- Artist: Raphael
- Year: c. 1512–1515
- Type: oil on wood
- Dimensions: 60 cm × 44 cm (24 in × 17 in)
- Location: National Gallery of Art, Washington, D.C.;

= Portrait of Bindo Altoviti =

Painting by Raphael

The Portrait of Bindo Altoviti is a painting finished around 1515 by the Italian High Renaissance painter Raphael. It is housed in the National Gallery of Art in Washington, D.C., United States.

Bindo Altoviti, a wealthy banker born in Rome in 1491 of Florentine descent, was a cultured man with a strong appreciation for the arts.

The subject's graceful, almost effeminate pose, combined with the pronounced contrast between light and shadow, is atypical of Raphael’s portraits of men. This painting demonstrates Raphael’s experimentation with different styles during his later period in Rome, where he was heavily influenced by Leonardo work, which he studied closely. This influence is particularly evident in this piece.

The painting remained with Altoviti's descendants until 1808, when it was sold to Ludwig I of Bavaria.

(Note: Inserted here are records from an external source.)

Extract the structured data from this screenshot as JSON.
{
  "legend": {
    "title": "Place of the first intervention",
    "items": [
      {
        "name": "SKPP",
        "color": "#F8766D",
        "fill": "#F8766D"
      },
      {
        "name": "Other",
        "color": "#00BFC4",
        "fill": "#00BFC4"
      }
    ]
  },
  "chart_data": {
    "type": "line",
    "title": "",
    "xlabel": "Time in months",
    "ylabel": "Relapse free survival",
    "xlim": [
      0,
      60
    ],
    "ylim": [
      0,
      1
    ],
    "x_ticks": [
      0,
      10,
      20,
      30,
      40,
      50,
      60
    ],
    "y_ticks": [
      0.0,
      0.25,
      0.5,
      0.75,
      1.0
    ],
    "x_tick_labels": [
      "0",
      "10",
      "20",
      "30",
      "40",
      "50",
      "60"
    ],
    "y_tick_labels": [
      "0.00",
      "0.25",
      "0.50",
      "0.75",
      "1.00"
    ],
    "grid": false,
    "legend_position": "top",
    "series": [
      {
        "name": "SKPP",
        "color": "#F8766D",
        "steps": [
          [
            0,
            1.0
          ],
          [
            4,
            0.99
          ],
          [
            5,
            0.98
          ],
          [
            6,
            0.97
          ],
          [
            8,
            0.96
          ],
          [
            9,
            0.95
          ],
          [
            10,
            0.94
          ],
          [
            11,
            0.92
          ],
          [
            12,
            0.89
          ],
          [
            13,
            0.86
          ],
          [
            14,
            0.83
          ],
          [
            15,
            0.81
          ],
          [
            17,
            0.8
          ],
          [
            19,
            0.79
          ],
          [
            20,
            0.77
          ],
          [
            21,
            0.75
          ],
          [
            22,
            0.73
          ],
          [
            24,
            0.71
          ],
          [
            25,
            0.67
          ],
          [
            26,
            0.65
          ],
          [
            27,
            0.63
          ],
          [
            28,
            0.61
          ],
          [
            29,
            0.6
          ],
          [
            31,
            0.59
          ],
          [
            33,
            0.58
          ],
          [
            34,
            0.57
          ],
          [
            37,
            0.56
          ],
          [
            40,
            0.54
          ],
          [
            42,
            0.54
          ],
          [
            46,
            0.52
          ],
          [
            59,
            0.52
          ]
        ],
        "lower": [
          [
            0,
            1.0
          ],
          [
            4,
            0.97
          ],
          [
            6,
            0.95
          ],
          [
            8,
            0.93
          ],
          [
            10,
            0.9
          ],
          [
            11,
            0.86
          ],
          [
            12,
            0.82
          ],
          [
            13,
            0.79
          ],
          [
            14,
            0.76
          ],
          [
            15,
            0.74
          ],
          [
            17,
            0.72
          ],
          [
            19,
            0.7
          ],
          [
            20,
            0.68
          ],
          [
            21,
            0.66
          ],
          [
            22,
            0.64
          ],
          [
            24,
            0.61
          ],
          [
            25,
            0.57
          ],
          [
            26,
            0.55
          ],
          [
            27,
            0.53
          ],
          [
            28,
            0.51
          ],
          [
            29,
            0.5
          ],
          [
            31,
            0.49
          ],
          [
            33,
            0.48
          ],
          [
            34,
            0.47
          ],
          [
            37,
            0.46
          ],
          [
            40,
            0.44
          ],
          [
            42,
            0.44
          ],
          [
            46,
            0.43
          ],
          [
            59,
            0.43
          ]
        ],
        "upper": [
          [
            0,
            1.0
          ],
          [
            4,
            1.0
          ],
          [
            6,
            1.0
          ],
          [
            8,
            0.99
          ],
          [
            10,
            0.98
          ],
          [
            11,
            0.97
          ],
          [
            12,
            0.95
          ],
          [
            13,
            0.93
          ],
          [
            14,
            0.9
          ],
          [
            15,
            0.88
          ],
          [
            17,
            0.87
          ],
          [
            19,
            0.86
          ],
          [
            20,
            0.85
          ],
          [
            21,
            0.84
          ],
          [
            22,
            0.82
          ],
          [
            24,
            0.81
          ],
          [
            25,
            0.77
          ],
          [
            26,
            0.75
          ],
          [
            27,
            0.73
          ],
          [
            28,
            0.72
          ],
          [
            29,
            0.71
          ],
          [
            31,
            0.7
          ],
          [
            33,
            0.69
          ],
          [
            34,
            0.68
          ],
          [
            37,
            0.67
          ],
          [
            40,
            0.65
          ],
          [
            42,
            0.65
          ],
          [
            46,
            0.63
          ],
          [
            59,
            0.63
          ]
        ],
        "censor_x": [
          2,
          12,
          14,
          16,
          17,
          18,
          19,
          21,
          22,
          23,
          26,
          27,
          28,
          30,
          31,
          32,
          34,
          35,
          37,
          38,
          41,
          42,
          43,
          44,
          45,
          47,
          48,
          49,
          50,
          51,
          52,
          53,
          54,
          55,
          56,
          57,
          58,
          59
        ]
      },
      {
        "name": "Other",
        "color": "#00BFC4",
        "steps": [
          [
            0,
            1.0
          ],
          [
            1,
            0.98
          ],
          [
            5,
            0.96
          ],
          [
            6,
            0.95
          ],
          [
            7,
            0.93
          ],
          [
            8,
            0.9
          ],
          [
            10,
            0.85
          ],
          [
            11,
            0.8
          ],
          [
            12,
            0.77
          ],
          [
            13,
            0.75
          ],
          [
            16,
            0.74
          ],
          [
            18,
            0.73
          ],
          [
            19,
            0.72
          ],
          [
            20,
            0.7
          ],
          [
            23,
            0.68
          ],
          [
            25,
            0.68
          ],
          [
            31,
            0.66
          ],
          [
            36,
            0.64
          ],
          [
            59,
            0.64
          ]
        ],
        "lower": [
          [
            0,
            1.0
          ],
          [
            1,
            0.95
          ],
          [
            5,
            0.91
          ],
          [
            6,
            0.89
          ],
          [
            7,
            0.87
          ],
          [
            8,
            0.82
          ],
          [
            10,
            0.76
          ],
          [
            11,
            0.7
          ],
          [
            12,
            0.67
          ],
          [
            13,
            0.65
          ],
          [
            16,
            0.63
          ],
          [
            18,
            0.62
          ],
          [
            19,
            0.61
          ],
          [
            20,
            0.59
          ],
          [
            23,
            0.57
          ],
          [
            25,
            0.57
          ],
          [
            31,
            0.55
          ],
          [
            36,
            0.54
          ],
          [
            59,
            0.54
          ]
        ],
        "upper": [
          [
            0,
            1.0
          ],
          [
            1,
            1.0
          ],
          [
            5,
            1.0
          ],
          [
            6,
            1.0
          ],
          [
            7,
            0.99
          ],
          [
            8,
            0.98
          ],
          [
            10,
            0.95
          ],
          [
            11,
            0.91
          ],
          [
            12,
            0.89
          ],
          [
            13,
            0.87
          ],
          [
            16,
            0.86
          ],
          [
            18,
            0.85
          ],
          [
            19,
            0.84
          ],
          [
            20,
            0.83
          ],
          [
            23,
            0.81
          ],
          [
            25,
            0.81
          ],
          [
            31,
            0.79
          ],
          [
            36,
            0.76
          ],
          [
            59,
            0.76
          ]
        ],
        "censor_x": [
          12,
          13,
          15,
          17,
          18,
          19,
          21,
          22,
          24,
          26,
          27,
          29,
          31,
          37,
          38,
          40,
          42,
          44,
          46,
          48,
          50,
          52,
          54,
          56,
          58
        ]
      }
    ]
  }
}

It then resided at the Alte Pinakothek until 1936, when, following considerable debate over its attribution, it was removed from Nazi Germany by "canny English dealers". Acquired by Samuel Henry Kress, the portrait subsequently became property of the National Gallery of Art collection in Washington, D.C.

A bronze bust of Altoviti by Benvenuto Cellini is exhibited in Boston at the Isabella Stewart Gardner Museum.